His & Hers(52)
“Shh,” she said, before kissing me on the cheek.
I didn’t move and I didn’t say anything. I just lay there, and let her touch me in a place that I had never been touched before. When she was finished, she slid her wet fingers across my tummy and wrapped her arm around my waist. She squeezed me tight, as though I were a favorite doll, then whispered something in my ear before falling asleep. The sound of her gentle snoring created a curious lullaby.
I didn’t sleep at all.
I just kept wondering what had happened and why, hearing her words constantly repeating themselves inside my head:
“That was nice, wasn’t it.”
Him
Wednesday 08:00
It’s not nice seeing Anna so upset, but I do my best to reassure her.
A phone vibrates in the inside pocket of my jacket. I know it isn’t mine, because I’m holding that in my hand. I walk away from the team that has gathered around Anna’s Mini, and take out Rachel’s mobile. I think I’ve been in denial about finding it in my car trunk, but when I read the text message on the screen, it’s a little harder to ignore:
Miss me, lover?
Rachel is definitely dead, and I do not believe in ghosts, so there is only one conclusion I can reach: someone, somewhere, knows something they shouldn’t.

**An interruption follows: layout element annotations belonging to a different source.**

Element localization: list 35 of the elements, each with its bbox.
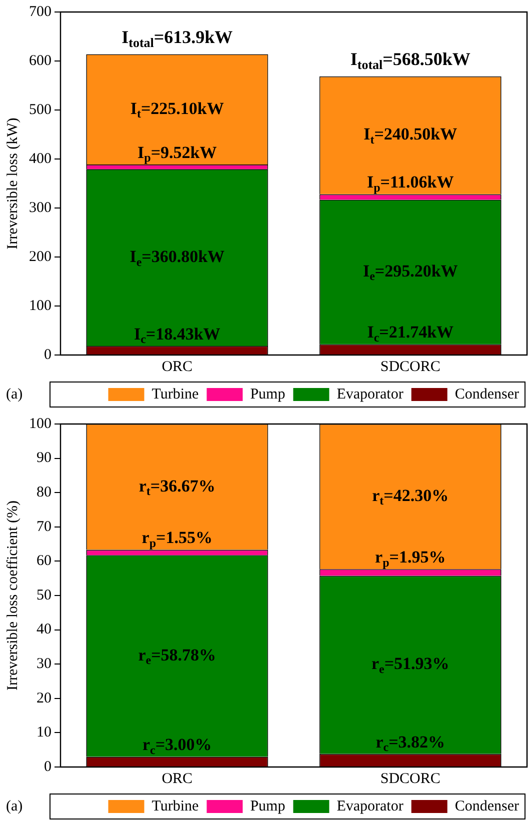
text: (a) — [6, 798, 23, 814]
x-tick-label: ORC — [162, 770, 193, 787]
y-tick-label: 60 — [36, 553, 52, 570]
x-tick-label: SDCORC — [380, 770, 440, 787]
y-tick-label: 70 — [36, 518, 52, 535]
y-tick-label: 20 — [36, 690, 52, 706]
y-tick-label: 0 — [44, 758, 52, 775]
y-tick-label: 500 — [29, 102, 52, 118]
y-axis-title: Irreversible loss coefficient (%) — [4, 500, 21, 691]
text: (a) — [6, 386, 23, 402]
legend-label: Evaporator — [336, 798, 404, 814]
x-tick-label: SDCORC — [380, 358, 440, 375]
legend-label: Evaporator — [336, 386, 404, 402]
y-tick-label: 90 — [36, 450, 52, 466]
legend-label: Condenser — [454, 798, 520, 814]
y-tick-label: 50 — [36, 587, 52, 604]
y-tick-label: 80 — [36, 484, 52, 501]
y-axis-title: Irreversible loss (kW) — [4, 118, 21, 250]
y-tick-label: 300 — [29, 200, 52, 216]
y-tick-label: 40 — [36, 622, 52, 638]
y-tick-label: 200 — [29, 248, 52, 265]
y-tick-label: 0 — [44, 346, 52, 363]
y-tick-label: 30 — [36, 656, 52, 672]
legend-label: Condenser — [454, 386, 520, 402]
y-tick-label: 100 — [29, 416, 52, 432]
y-tick-label: 10 — [36, 724, 52, 741]
legend-label: Pump — [250, 798, 286, 814]
y-tick-label: 400 — [29, 150, 52, 167]
legend-label: Turbine — [152, 386, 200, 402]
y-tick-label: 100 — [29, 298, 52, 314]
y-tick-label: 600 — [29, 52, 52, 69]
legend-label: Turbine — [152, 798, 200, 814]
y-tick-label: 700 — [29, 4, 52, 20]
legend-label: Pump — [250, 386, 286, 402]
x-tick-label: ORC — [162, 358, 193, 375]
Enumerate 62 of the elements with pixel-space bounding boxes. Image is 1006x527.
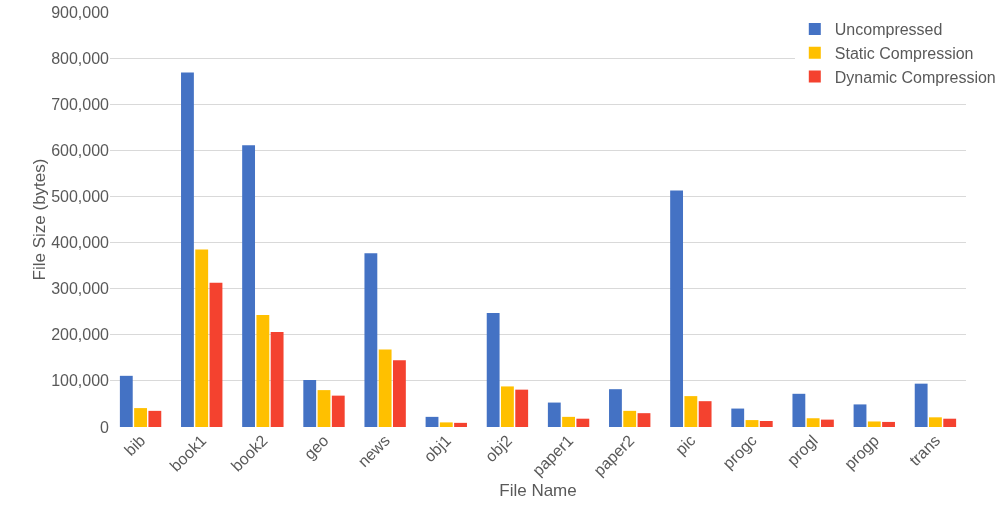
bar — [303, 379, 317, 427]
bar — [331, 395, 345, 427]
bar — [867, 421, 881, 427]
x-axis-title: File Name — [499, 481, 577, 501]
x-tick-label: geo — [300, 431, 332, 463]
bar — [134, 408, 147, 427]
bar — [425, 416, 439, 427]
bar — [209, 282, 223, 427]
y-tick-label: 700,000 — [51, 95, 110, 113]
bar — [195, 249, 209, 427]
bar — [853, 404, 867, 427]
bar — [181, 72, 194, 427]
bar — [943, 418, 957, 427]
y-axis-title: File Size (bytes) — [30, 158, 50, 281]
bar — [392, 360, 406, 427]
bar — [684, 396, 698, 427]
bar — [256, 314, 270, 427]
bar — [882, 421, 895, 427]
x-tick-label: bib — [121, 431, 149, 459]
y-tick-label: 300,000 — [51, 280, 110, 298]
bar — [270, 332, 284, 427]
y-tick-label: 800,000 — [51, 49, 110, 67]
x-tick-label: pic — [672, 431, 699, 459]
bar — [759, 421, 773, 427]
bar — [929, 417, 942, 427]
legend-label: Uncompressed — [834, 21, 943, 39]
bar — [439, 422, 453, 427]
x-tick-label: obj1 — [420, 431, 455, 466]
bar — [501, 386, 514, 427]
bar — [547, 402, 561, 427]
legend-label: Static Compression — [834, 44, 974, 62]
bar — [731, 408, 745, 427]
bar — [637, 413, 651, 427]
bar — [515, 389, 529, 427]
y-tick-label: 900,000 — [51, 3, 110, 21]
y-tick-label: 100,000 — [51, 372, 110, 390]
bar — [364, 253, 378, 427]
bar — [792, 393, 806, 427]
bar — [119, 375, 133, 427]
y-tick-label: 400,000 — [51, 234, 110, 252]
bar — [242, 145, 256, 427]
bar — [820, 419, 834, 427]
y-tick-label: 600,000 — [51, 141, 110, 159]
bar — [486, 313, 500, 427]
bar — [806, 418, 820, 427]
y-tick-label: 500,000 — [51, 188, 110, 206]
y-tick-label: 200,000 — [51, 326, 110, 344]
bar — [609, 389, 622, 427]
bar — [562, 416, 575, 427]
y-tick-label: 0 — [100, 418, 110, 436]
legend-label: Dynamic Compression — [834, 68, 996, 86]
bar — [378, 349, 392, 427]
bar — [623, 410, 637, 427]
bar — [745, 420, 759, 427]
bar — [670, 190, 684, 427]
bar — [317, 390, 331, 427]
bar — [148, 410, 162, 427]
bar — [454, 422, 467, 427]
bar — [914, 383, 928, 427]
x-tick-label: obj2 — [481, 431, 516, 466]
bar — [698, 401, 712, 427]
bar — [576, 418, 590, 427]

I put the phone away and look around. If whoever sent me the text is watching, waiting to see my reaction, I’m determined not to give it. I scan the parking lot and see Anna in the far corner. She’s a short distance away from everybody else now, staring down at her own mobile. It’s as though she feels my stare and immediately looks straight up at me, looking at her.
“I thought you might need these, sir.”
Priya appears out of nowhere, and it actually makes me jump. I’m about to snap at her, when I see a brand-new packet of my favorite cigarettes in her hand.
“Why do you have these?” I ask, but she just shrugs.
The way my junior colleague is staring up at me makes me feel even more uncomfortable than the phone in my pocket receiving text messages from a dead woman. Unlikely as that may sound.
“Well, thank you,” I say, taking the packet.
I open it immediately, pop a cigarette in my mouth, light it, and take a long drag.
The satisfaction is instant, only spoiled by Priya’s presence.
“Look, it’s very sweet of you, but you don’t need to keep buying me things and being so … thoughtful. It’s about the work, right? Solving cases. You don’t need to be so nice all the time. Just do your job and we’ll get along fine.”
“You’re welcome,” she replies, as though she didn’t hear my impromptu speech. “And I think I have an update that might cheer you up.”
“Go on.”
“Rachel Hopkins’s phone was never found, so I told the tech team to put a trace on it.”
I inhale far harder than I intended, and start to cough.
“I don’t remember asking you to do that?”
I continue to smoke with one hand, while reaching inside my pocket with the other, trying to switch off Rachel’s phone.
“You didn’t, sir. But you did tell me to start showing some more initiative. The phone received a text a couple of minutes ago, and someone read it. Someone has Rachel’s mobile, and they are somewhere near here. The guys are trying to triangulate the signal now. So long as the phone stays switched on, I think they’ll get a pretty accurate location.”
She stares at Anna.
“You think Anna has Rachel’s phone? You think she might be involved?” I ask.
Priya shrugs. “Don’t you?” She interprets my silence as an invitation to keep talking. I do my best to hide any signs of the panic I feel, while trying to turn off the phone inside my jacket pocket at the same time. “We know that someone called Anna’s mobile from the landline in the school office at five A.M. But we have no way of knowing where her phone was at the time. She could have been standing right next to it and called herself.”
My fingers finally find what they are looking for, and I turn off Rachel’s mobile. I laugh and it sounds as false as it feels.
“You had me going for a moment there! Great work on the phone trace, and good joke about my ex-wife being the killer,” I say, fully aware she wasn’t joking.
Priya gives me a strange look, then heads back over to the rest of the team by the car, her ponytail in full swing. Someone sent that text deliberately just now, and I’m sure I’m being watched. When I look around to try to locate Anna, I can’t see her anywhere.
It was a shame to do it, but I had to smash the window on the Mini. It isn’t as though it can’t be repaired, and the car will be good as new as soon as it gets mended. Not like me. But then people do tend to be trickier to fix than things. I’ve decided that succeeding in my plan is highly dependent on misdirection, so damaging the car was a necessary act of vandalism. Not that anyone would have suspected me of doing it. That sort of behavior goes against the idea that others have of me, but I am not who they think I am. Like most people, there is more to me than my job.
Watching things unfold and people unravel afterward was delicious. Better than anything I’ve read or seen on TV, because it was real. And I was the author of it all. I made use of that opportunity—seeing the fruits of my labor with my own eyes, enjoying the reactions of my handpicked cast. It left a bittersweet feeling.